図2：：珪藻の暗視野像。 B：オブジェクト指向のイメージ。明るさが全体のガボールフィルタの応答の重要性をエンコードしながらカラースケールは、配向度（アスペクト比）を示している。 C：反応強度≥最大値の10％を持つオブジェクトの方向。線分は、対応する構造体の長軸を示している。

例2：アポトーシス細胞

ここでは、珪藻と同じ方法で処理されたスタウロスポリン（STS）で処理したウシ内皮細胞のフィルタ画像を表示。図。図3は、時刻Tで9フィルタ画像=- 180分と一緒に細胞のフィルタ処理されていない暗視野（DF）の画像を示しています。 STSの治療の前に。

図3：暗視野（DF）といくつかの生きて内皮細胞を含むフィールドの光学フィルタ画像。

フィルタリングされた画像は、その後、STS処理後3時間の間、20分毎に撮像した。図。 4aは時間の関数としてセルのアスペクト比のマップを示します。この場合、色の色相は図の色の色相と同様に配向度を（orientednessラベル）を表します。上記の図2b。しかし、アスペクト比の明るさは平均フィルタ応答によって重み付けされていませんでした。これらの細胞の標識ミトコンドリアの蛍光画像（図4b）とのアスペクト比のマップを登録することで、我々は、測定されたアスペクト比の低下はミトコンドリアを含む細胞の地域に限定されていると判断しで直接観察することができるミトコンドリアの断片化との併用だった同じ細胞の蛍光画像。
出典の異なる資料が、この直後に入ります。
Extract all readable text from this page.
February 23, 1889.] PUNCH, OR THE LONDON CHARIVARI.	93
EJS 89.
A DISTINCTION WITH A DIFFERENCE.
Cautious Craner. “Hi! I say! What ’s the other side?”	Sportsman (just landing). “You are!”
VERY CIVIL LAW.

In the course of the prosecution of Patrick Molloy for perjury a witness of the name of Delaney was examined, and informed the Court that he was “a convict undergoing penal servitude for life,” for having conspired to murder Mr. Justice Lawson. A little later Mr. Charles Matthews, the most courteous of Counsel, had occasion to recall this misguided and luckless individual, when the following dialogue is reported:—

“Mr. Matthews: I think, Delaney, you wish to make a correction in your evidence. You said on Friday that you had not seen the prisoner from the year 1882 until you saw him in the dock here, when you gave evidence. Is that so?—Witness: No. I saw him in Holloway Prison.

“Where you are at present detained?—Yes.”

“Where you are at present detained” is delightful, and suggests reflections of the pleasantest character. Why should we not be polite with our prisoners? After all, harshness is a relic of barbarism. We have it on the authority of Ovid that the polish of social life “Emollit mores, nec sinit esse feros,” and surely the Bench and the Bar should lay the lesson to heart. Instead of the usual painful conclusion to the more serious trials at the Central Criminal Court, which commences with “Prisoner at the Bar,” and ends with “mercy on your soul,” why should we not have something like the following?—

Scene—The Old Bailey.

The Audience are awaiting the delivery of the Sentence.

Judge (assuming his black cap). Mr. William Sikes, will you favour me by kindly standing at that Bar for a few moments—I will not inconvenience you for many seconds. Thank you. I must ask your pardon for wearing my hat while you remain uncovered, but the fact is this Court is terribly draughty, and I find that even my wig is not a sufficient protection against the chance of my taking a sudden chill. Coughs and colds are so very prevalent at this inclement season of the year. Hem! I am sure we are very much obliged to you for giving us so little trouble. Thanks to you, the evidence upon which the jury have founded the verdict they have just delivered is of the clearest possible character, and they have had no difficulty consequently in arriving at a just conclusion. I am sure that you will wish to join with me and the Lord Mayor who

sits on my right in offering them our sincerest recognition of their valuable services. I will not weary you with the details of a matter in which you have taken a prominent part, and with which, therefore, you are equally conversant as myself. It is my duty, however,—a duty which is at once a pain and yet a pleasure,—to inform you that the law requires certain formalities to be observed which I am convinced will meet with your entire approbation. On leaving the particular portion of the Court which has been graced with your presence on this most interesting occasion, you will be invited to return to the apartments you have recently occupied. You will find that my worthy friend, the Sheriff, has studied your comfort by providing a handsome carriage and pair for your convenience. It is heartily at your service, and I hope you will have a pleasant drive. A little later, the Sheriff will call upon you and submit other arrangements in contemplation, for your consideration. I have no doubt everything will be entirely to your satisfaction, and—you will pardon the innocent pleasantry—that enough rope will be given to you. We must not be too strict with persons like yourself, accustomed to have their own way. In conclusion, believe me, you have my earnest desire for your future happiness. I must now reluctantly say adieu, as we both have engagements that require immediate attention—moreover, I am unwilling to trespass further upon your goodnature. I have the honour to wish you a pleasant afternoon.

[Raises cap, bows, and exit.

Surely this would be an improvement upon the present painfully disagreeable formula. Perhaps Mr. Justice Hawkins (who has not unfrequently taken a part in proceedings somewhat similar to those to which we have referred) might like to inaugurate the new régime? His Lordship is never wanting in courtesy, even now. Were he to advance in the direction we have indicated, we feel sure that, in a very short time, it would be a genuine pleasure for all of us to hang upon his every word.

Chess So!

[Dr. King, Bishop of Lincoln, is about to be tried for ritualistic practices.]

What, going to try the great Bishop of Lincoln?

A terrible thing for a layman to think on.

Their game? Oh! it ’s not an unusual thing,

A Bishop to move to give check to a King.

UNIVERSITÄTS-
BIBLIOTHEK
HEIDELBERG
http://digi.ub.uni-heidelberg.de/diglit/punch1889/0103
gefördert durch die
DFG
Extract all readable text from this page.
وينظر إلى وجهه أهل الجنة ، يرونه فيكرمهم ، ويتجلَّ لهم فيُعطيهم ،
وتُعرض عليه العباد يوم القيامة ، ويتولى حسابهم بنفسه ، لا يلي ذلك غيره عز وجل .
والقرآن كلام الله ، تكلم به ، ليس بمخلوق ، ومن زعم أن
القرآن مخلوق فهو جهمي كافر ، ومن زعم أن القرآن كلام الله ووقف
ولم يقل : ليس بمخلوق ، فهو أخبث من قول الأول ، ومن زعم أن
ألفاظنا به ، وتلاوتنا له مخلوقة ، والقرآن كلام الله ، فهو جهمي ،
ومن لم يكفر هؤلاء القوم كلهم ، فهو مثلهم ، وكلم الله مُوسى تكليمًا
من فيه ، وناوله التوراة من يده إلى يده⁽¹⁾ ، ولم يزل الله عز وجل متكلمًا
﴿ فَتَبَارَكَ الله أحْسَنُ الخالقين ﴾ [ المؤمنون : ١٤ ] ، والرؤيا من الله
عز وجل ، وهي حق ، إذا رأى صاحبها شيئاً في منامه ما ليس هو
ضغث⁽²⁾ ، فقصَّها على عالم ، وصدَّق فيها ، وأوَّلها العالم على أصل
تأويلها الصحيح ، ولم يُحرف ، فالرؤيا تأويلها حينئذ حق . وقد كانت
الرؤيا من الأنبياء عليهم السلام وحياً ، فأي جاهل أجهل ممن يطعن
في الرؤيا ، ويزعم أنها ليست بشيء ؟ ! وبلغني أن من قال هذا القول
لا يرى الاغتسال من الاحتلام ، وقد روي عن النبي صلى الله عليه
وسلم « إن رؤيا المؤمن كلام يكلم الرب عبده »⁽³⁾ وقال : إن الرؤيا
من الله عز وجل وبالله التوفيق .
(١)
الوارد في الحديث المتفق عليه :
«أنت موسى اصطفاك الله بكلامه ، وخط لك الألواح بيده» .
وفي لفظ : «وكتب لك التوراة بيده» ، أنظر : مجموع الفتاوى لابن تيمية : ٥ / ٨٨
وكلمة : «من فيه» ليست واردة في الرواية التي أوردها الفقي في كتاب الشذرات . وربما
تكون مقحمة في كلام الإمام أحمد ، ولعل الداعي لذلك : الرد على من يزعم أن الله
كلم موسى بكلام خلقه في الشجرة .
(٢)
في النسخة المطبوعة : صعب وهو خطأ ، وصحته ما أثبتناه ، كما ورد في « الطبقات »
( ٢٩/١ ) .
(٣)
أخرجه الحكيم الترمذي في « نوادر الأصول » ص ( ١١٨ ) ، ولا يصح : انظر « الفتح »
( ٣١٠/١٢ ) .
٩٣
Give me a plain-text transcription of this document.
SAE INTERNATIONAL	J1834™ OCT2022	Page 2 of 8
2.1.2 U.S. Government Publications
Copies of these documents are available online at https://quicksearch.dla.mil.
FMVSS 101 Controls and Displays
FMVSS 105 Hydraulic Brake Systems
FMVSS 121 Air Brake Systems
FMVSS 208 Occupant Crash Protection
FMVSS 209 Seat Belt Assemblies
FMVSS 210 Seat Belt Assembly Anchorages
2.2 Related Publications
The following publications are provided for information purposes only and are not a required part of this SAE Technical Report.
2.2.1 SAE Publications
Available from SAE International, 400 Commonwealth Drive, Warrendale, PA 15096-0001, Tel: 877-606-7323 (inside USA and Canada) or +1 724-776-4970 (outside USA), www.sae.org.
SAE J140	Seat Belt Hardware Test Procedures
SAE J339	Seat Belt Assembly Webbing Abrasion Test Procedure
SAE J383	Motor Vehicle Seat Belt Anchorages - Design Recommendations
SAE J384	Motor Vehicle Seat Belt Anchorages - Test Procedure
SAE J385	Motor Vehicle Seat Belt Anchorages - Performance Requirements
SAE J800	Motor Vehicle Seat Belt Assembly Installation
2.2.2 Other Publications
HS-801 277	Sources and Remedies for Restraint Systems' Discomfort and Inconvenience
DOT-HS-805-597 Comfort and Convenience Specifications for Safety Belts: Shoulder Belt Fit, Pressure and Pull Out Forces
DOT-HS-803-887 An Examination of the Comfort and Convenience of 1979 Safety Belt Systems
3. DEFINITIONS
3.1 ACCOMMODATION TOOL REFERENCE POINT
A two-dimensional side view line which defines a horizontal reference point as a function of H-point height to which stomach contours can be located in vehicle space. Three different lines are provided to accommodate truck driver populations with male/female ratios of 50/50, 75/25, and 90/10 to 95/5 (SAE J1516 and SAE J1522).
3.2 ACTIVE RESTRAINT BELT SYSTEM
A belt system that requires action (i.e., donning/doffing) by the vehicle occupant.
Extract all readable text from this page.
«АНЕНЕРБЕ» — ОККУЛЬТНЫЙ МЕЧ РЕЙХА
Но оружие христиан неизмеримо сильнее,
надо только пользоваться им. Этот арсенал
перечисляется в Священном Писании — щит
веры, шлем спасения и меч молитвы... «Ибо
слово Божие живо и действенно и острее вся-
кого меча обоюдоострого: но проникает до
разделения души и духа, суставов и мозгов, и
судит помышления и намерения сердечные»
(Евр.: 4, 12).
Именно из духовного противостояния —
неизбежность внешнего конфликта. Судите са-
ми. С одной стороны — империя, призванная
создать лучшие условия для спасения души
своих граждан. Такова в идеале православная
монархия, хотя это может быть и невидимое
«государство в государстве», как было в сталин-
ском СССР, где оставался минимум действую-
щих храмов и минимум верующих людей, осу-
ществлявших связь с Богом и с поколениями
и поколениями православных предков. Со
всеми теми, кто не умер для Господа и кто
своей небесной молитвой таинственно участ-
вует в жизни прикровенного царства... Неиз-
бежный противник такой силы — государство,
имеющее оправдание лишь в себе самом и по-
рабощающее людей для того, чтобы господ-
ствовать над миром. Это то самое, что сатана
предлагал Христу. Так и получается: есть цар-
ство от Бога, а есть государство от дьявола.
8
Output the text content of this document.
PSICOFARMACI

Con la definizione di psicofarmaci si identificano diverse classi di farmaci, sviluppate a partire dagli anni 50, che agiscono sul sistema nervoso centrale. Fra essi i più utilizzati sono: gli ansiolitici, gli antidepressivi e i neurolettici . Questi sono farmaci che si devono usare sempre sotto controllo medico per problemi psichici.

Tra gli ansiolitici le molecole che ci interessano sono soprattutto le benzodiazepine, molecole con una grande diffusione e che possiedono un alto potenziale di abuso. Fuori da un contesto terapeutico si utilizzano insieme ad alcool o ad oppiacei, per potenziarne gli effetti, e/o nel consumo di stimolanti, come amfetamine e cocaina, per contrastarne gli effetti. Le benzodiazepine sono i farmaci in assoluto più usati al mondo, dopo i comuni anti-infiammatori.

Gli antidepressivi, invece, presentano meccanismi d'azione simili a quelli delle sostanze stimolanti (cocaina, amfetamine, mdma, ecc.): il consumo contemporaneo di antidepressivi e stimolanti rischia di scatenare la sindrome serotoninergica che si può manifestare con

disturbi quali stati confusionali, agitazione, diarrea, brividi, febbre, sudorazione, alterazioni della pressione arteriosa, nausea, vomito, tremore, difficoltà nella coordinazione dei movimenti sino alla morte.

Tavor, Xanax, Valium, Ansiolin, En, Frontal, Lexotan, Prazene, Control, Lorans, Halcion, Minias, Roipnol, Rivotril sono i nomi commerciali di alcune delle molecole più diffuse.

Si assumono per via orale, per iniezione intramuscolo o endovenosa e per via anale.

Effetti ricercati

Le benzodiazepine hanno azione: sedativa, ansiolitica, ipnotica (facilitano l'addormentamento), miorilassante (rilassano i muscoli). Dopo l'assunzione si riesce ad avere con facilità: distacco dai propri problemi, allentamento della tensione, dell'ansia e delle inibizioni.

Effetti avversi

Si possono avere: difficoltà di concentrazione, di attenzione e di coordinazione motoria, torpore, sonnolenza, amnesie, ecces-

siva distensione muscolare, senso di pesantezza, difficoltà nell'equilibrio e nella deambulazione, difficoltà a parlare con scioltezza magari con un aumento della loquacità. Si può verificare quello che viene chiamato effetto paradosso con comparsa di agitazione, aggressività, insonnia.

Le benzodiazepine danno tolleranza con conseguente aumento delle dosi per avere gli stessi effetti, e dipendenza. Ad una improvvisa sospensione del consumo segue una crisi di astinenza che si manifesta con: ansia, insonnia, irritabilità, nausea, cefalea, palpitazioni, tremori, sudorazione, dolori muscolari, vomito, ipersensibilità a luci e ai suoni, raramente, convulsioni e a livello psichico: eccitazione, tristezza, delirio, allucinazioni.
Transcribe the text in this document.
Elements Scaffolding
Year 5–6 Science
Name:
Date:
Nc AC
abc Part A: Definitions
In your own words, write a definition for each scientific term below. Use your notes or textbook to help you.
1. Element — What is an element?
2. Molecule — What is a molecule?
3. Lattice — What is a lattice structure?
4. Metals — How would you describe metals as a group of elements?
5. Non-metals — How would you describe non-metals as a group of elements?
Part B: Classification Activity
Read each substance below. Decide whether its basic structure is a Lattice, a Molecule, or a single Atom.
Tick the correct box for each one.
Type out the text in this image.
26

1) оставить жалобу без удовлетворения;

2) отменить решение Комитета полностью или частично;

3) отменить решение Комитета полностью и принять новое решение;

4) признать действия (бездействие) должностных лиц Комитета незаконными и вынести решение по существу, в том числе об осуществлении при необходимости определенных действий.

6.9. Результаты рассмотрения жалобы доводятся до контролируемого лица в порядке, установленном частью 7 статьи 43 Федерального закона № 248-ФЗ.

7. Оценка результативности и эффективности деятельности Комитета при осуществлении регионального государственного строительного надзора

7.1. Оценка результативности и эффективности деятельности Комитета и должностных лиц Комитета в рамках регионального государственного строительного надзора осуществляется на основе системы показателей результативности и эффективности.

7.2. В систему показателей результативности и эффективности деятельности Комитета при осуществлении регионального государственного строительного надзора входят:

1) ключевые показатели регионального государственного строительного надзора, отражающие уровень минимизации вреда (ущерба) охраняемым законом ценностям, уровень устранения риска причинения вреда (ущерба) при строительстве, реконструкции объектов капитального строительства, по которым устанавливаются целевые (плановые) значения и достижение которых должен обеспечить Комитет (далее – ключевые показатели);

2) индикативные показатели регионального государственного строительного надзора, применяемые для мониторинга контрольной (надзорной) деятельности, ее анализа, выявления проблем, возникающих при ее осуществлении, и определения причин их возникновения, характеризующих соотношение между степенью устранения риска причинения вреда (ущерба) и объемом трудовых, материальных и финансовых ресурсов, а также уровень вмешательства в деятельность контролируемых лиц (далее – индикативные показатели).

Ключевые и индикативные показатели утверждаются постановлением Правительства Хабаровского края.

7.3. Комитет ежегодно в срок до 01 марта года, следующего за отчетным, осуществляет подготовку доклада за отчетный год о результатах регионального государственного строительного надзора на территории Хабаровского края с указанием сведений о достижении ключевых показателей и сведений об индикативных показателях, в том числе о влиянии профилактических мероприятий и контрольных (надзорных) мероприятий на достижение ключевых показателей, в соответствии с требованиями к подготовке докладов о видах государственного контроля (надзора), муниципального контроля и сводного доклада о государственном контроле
図。 5は、アポトーシスを起こしている細胞で、時間の関数としてのアスペクト比の変化を描いた時間のプロットを示す。各セル内で、蛍光ミトコンドリアではなく、薄暗いバックグラウンド蛍光の領域に登録地域では登録地域でTにおけるアスペクト比の低下= 60〜100分がある。

図4：アスペクト比（a）と蛍光（B）アポトーシス誘導物質、スタウロスポリンで処理内皮細胞の画像。

図5：スタウロスポリンで処理内皮細胞における粒子のアスペクト比（orientedness）の減少を比較する時間プロット。個々のトレースは、単一細胞内時間プロットを表す。 orientednessの低下は、蛍光ミトコンドリア（左パネル）に登録する細胞の地域に限定し、残りのバックグラウンド蛍光の領域（右パネル）から不在です。

今我々はアスペクト比の低下はミトコンドリアの断片化に対応していることを、我々は、これらの細胞にアポトーシスを誘導する細胞を標識することなく、私たちの光散乱法を用いて断片化を測定し、この上の異なる遺伝的および実験条件の影響を調べることができると判断したダイナミック。